The action is in negligence, and is based upon an accident or occurrence of November 27, 1945, at the Federal Building, Albany, New York. It appears from the papers and pleadings herein that on July 29, 1947, the Clerk of this Court received by mail at his office in Utica, New York, the complaint in this action. Enclosed therewith was a letter from plaintiff's attorney, requesting that a summons be issued. No question is raised but that the Clerk understood that an action was intended to be started by the filing of the complaint in his office. No filing fee accompanied the complaint. On the same day the Clerk wrote plaintiff's attorney advising that he was obliged to hold the complaint without filing, for the reason that the fee of fifteen dollars required to be paid to the Clerk upon filing the complaint had not been received. The letter of the Clerk was received at the office of plaintiff's attorney on July 30th or 31st. Same did not receive the attorney's personal attention until August 4, 1947, when a check for fifteen dollars, the fee requested by the Clerk, was forwarded by mail to him. The letter and check were received by the Clerk on August 6th. The complaint was then filed, a summons issued, and a copy of the summons and complaint delivered to the marshal who made service the same day.
Defendant's motion to dismiss is primarily based upon the claim that the Court lacks jurisdiction in this action, because same was not commenced within one year after the cause of action occurred or within one year after August 2, 1946, as provided in Title 28 U.S.C.A. § 942.
That a statute waiving the immunity of the United States must be strictly construed is well recognized, and requires no citation of authority for its support. It follows that unless this 'action is begun,' 28 U.S.C.A. § 942, within one year after August 2, 1946, the Court has no jurisdiction and the motion must be granted.
No case in point is cited, but the statutes involved seem to be clear. Rule 3 of the Federal Rules of Civil Procedure, 28 U.S.C.A.following section 723c, provides 'A civil action is commenced by filing a complaint with the court' who shall forthwith issue a summons as required by Rule 4. Upon the institution of a suit the party instituting same shall pay to the clerk of the court as fees the sum of fifteen dollars. 28 U.S.C.A. § 549. The authority of the clerk to charge and collect such fees is contained in 28 U.S.C.A. § 548. He is required to account for same by the provisions of 28 U.S.C.A. § 567. Rule 8 of the Rules of the District Court for the Northern District of New York provides that upon the institution of any suit an indemnity of ten dollars shall be deposited with the clerk.

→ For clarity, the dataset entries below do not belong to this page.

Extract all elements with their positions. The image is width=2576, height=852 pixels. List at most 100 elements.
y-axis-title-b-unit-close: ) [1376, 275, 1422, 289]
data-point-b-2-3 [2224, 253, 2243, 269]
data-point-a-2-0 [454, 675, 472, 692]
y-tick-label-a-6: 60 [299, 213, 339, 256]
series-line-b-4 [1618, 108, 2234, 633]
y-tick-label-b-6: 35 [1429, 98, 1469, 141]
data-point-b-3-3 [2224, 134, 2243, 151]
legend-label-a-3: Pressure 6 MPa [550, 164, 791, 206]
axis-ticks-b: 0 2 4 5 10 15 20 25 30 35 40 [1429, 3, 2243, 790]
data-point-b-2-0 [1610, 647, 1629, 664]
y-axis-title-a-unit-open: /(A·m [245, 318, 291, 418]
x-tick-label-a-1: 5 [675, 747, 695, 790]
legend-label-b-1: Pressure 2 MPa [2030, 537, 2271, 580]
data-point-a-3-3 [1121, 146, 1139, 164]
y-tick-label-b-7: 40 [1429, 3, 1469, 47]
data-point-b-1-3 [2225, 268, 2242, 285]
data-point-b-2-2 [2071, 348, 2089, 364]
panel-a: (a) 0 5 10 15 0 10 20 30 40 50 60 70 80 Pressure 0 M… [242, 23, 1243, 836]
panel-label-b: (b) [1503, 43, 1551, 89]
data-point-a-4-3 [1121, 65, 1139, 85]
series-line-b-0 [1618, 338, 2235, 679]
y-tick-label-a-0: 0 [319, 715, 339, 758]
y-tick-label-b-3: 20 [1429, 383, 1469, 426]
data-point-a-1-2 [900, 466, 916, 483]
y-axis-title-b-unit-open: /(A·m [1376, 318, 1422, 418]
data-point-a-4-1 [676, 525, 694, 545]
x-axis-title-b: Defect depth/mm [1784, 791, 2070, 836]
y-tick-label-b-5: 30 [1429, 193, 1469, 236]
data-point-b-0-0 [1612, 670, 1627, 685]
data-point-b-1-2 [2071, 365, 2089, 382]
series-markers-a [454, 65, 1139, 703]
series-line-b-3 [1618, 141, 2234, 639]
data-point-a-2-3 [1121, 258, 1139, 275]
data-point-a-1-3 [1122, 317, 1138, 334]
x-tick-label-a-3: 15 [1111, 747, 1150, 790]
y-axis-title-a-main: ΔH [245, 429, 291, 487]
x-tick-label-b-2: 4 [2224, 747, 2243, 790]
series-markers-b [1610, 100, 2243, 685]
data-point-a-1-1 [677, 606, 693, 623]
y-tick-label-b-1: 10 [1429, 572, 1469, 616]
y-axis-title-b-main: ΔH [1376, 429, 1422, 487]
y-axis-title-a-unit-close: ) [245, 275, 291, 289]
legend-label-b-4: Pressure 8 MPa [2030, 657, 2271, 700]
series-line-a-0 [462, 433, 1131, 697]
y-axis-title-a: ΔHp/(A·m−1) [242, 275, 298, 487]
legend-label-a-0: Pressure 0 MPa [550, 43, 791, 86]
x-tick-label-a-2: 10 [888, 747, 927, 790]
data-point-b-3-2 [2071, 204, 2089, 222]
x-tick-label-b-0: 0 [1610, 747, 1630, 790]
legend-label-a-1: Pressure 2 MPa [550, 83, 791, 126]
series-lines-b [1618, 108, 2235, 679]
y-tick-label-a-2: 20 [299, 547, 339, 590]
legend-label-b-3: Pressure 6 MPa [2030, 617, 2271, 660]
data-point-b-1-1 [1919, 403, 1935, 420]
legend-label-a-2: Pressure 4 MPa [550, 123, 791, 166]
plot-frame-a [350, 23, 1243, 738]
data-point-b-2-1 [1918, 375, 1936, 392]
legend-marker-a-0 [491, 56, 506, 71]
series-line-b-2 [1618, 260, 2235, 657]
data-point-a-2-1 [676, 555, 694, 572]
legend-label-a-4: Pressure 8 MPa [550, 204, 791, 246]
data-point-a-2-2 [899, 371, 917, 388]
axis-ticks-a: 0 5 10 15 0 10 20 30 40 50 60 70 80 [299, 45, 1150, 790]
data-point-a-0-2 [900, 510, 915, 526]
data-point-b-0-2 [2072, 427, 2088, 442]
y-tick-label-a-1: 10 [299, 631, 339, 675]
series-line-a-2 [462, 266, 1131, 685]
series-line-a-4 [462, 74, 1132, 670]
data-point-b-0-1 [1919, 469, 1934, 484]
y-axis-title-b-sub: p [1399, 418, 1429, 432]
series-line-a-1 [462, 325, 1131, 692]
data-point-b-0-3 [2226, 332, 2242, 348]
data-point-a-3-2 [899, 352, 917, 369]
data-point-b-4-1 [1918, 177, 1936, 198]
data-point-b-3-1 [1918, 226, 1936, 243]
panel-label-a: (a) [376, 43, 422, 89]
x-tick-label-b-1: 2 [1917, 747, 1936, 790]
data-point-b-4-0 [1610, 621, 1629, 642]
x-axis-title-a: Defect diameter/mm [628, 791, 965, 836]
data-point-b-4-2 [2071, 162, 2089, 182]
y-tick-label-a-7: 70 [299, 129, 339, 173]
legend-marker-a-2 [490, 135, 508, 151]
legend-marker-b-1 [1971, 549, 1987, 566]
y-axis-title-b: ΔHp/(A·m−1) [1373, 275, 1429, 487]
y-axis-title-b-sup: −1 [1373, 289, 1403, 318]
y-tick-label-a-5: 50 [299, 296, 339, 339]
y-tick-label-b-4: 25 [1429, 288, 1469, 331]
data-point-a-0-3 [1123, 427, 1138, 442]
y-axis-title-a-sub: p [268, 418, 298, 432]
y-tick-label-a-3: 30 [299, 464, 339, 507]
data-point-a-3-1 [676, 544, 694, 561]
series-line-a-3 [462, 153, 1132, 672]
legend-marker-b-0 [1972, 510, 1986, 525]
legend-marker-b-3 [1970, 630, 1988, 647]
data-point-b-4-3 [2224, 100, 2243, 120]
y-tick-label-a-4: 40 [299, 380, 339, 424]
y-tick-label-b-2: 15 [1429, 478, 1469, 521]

The language of the Rules and Statutes above referred to are too plain to leave any doubt that an action should be deemed to be commenced by the filing of the complaint. Gallagher et al. v. Carroll, et al., D.C., 27 F.Supp. 568. Their language also indicates clearly that a prerequisite of the filing is the payment of the clerk's fees. Any other construction would open the door to actions without merit by irresponsible parties, and make the clerk a credit man, whose accountability might result in his personal loss.
In Smith v. Johnson, 9 Cir., 109 F.2d 152, at page 154, the court held that a clerk of a district court is justified in refusing to file a notice of appeal until his fee is paid. The same reasoning applies here. The words 'begun,' 'commence' and 'institution' as used in the statutes and rules above referred to all convey the same meaning, and they indicate the earliest point of time that a claim may be considered in litigation.
Cases discussing the question of actual service of process are not in point here, and this decision is not to be construed as determining any other legal question, except that this action was not commenced or begun until the complaint was filed, and that pre-payment of fees was a necessary prerequisite to such filing.
That the plaintiff may be deprived of the right to litigate her cause of action due to a misunderstanding is unfortunate, but the Court must construe the statute as it exists, and the private right of an individual must at times give way in the public interest.